И снова Сталин встретится с Каменевым и Зиновьевым, скажет им:
— Я понимаю, как вам трудно было в этой ситуации, особенно Льву Борисовичу, но я по-другому не мог поступить. Поймите меня правильно. Троцкий — выдающийся человек. Его капризы, себялюбие, детский эгоизм — производные его социального происхождения. Поймите мою слабость к нему: не могу не ценить его талант. Нам надо учиться, согласитесь с этим, не просто терпению, а долготерпению. У нас еще все впереди. Посмотрим, как он теперь поведет себя…
И снова Сталин дает некий контур дальнейшей борьбы: как он поведет себя — что это значит? А как, собственно, может повести себя талантливый человек, растоптанный и выброшенный за пределы своей главной жизненной цели? Ясное дело: Троцкий будет либо бездействовать во вред себе, поскольку, будучи выброшенным из сферы руководства, он станет лишним у штурвала власти. А раз лишний, значит, будет мешать, значит, можно будет обвинить во враждебных действиях, в злоумыслии. Сталин не забывает и своей легенды. Говорит Каменеву:
— И все же надо постараться сделать все, чтобы помочь Льву Давыдовичу быть с нами…
Этот лейтмотив будет развит Сталиным на Четырнадцатом съезде партии, когда он в открытую расскажет всем о своей заботливости, когда он решительно осудит будущих оппозиционеров за то, что они были невнимательны к Троцкому, за то, что они жаждали крови. Он скажет на съезде:
— Мы не согласились с товарищами Зиновьевым и Каменевым потому, что знали, что политика отсечения чревата большими опасностями для партии, что метод отсечения, метод пускания крови — а они требовали крови — опасен, заразителен: сегодня одного отсекли, завтра другого, послезавтра третьего — что же у нас останется в партии?
Это говорилось Сталиным на одиннадцатом вечернем заседании Четырнадцатого съезда партии 23 декабря 1925 года. Еще один этаж был пристроен к величественному зданию сталинской легенды о беспредельной его большевистской принципиальности, любовной заботе о кадрах, душевной щедрости.
Последующие два года на Сталина будут нажимать члены Политбюро: пора исключать Троцкого.

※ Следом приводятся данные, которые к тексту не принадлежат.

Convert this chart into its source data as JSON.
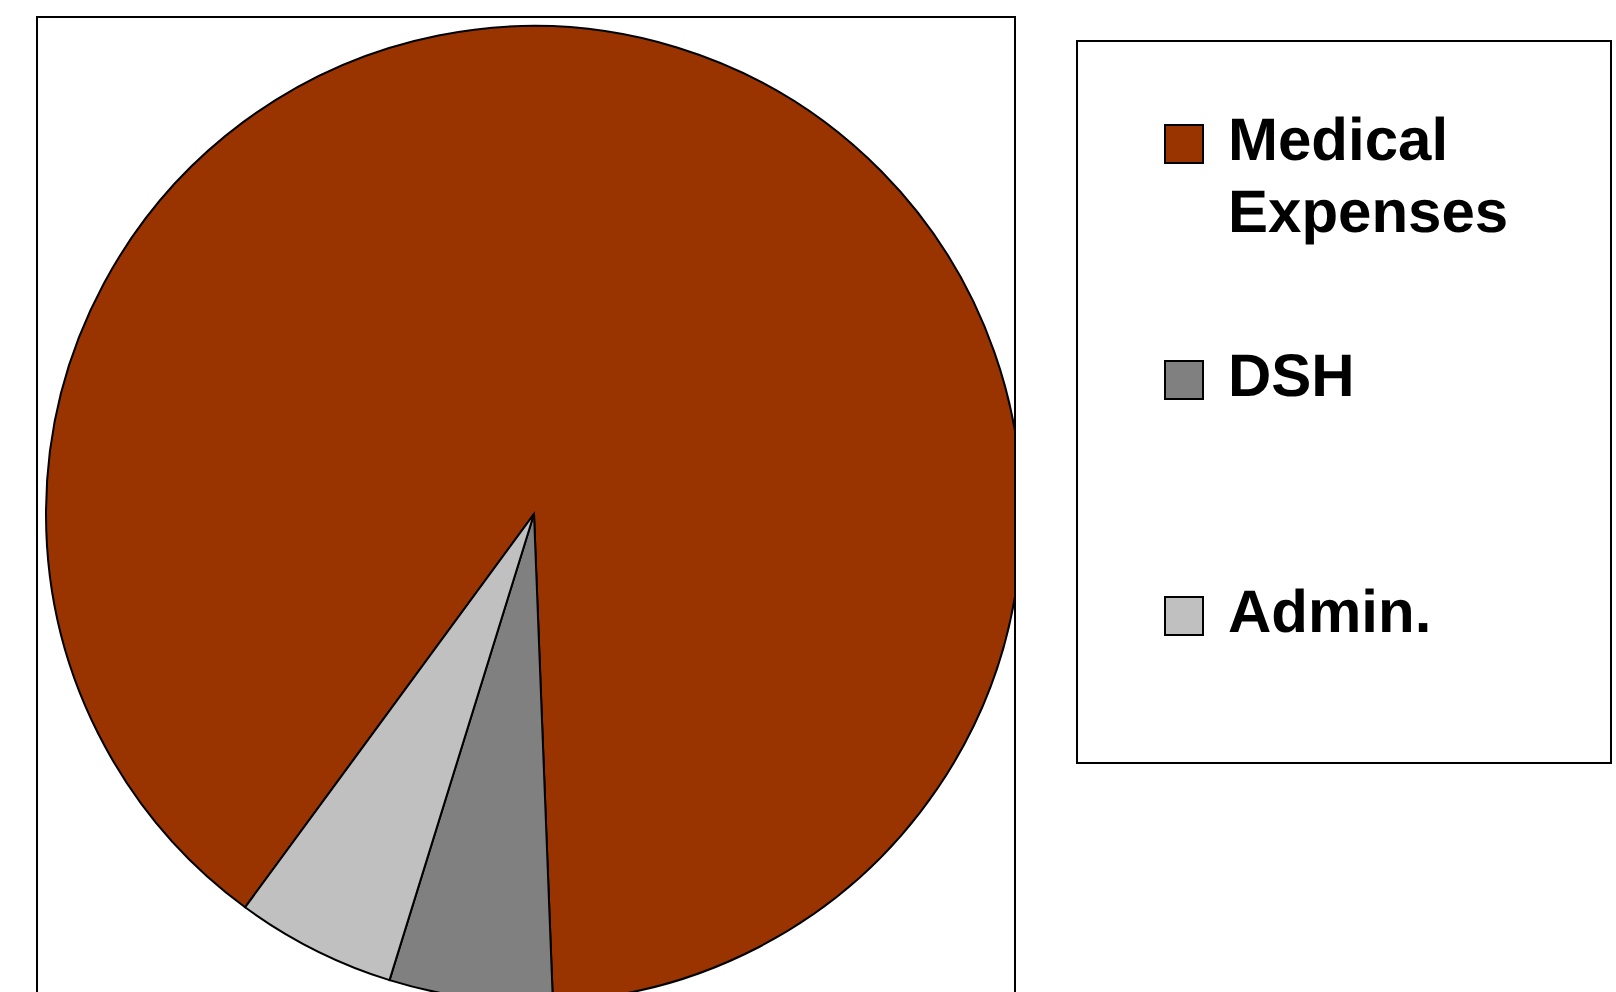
{
  "chart_data": {
    "type": "pie",
    "categories": [
      "Medical Expenses",
      "DSH",
      "Admin."
    ],
    "values": [
      89.3,
      5.4,
      5.3
    ],
    "colors": [
      "#993300",
      "#808080",
      "#c0c0c0"
    ],
    "legend": "right"
  }
}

Нет больше терпения!
И только на ноябрьском Пленуме ЦК 1927 года Сталин предельно деликатно доложит, что вынужден согласиться с большинством членов ЦК — исключить Троцкого из партии. Сталин был спокоен и будто бы даже огорчен. А Троцкий? Он как с цепи сорвался: "Вы — группа бездарных бюрократов. Если встанет вопрос о судьбе Советской страны, если произойдет война, вы будете совершенно бессильны организовать оборону страны и добиться победы. Тогда, когда враг будет в ста километрах от Москвы, мы сделаем то, что сделал в свое время Клемансо, — мы свергнем бездарное правительство; но с той разницей, что Клемансо удовлетворился взятием власти, а мы, кроме того, расстреляем эту тупую банду ничтожных бюрократов, предавших революцию. Да, мы это сделаем. Вы тоже хотели бы расстрелять нас, но вы не смеете. А мы посмеем, так как это будет совершенно необходимым условием победы".
Сталин поспешно закрыл заседание Пленума. Троцкий остался в одиночестве.
21
Утром ко мне подошел дежурный Разводов:
— Тебя к Ереме вызывают. И Заруба там. Баруха [58] к тебе вроде приехала, жена. Личку [59] собираются дать.
— Чепуха какая-то, — ответил я. — Разыгрываешь?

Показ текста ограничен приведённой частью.